Inducted into the Shell Rimula Wall of Fame at ReUnion 2005
In 1937, George Kite, a 20 year old farmer from Binya in the Riverina district of New South Wales, bought a one-tonne 1926 Chevrolet 4 truck to cart timber and wood to Griffith to supplement his meagre income from share farming.
He soon upgraded to a three-tonne Chevrolet truck to cart wood to Griffith and loads of sixty-six bales of wool to Albury once or twice a week at night. The trips had to be made at night because it was wartime and George and other young men were required by the Government as manpower to do day work on farms in the district.
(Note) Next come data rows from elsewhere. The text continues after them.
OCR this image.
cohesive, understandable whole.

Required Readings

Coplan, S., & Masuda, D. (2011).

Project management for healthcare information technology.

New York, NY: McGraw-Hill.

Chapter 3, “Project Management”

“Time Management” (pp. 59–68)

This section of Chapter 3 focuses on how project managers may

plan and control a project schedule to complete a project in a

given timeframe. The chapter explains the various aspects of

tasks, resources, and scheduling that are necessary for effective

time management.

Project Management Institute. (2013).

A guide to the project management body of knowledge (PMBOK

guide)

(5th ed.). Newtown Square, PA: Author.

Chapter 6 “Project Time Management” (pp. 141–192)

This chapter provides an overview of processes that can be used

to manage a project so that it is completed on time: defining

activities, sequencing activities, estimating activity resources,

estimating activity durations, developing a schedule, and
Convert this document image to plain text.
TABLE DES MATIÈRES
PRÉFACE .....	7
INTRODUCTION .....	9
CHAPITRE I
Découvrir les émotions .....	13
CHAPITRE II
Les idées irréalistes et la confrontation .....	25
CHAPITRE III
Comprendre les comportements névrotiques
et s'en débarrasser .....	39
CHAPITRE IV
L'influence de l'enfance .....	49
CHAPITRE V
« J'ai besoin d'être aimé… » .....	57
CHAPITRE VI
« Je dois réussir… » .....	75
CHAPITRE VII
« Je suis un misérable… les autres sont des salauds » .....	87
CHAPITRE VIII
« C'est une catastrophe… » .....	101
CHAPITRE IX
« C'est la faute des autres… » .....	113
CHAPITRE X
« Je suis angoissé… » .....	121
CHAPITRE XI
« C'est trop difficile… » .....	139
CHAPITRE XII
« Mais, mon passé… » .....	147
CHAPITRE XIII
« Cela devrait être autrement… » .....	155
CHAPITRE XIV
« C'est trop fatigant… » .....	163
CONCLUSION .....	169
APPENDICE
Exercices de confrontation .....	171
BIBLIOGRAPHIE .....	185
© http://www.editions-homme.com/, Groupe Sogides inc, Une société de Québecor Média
The long hours and the heavy manual work of lifting the bags of wheat or bales of wool weighing 400lbs, both on the farms, and to load and unload the trucks, did not deter George. In 1943 he bought his first second-hand prime-mover and semi-trailer for £600. After the war George, his wife Nell and son, Neville, moved to Griffith where he carried livestock to the saleyards, grain to the silos and wool to Albury and Melbourne. The business was registered as Kites Transport Service. Neville joined the business in 1957. Throughout the 60s and 70s Kites Transport Service operated a fleet of 12 prime-movers. During this time Kites was the most prominent and successful general carriers in Griffith and the district, carrying livestock to saleyards and to adjistment all over New South Wales, grain to silos, interstate freight and thousands of tonnes of fruit and vegetables to the Leeton Cannery each season.
At peak times, at least ten trucks, each loaded with 19 tonnes of fruit or tomatoes would do three trips to the cannery each day. The business also held the IPEC Overnight Freight Distribution contract for Griffith and the Schweppes contract to transport drinks from the Leeton factory to the Griffith outlets. In 1977, with the closure of the Leeton Cannery and George's deteriorating health, Kites Transport Service was sold, ending a 40 year chapter of trucking history. Sadly George Kite passed away in 1988.
From owning one very small Chev 4 truck to a fleet of Dodge V8 prime-movers, George Kite, known as 'a man of his word', was well-respected by both his business associates and the community alike. He was a true pioneer in the Australian road transport industry and much respected by all who knew him. George Kite passed away in 1988.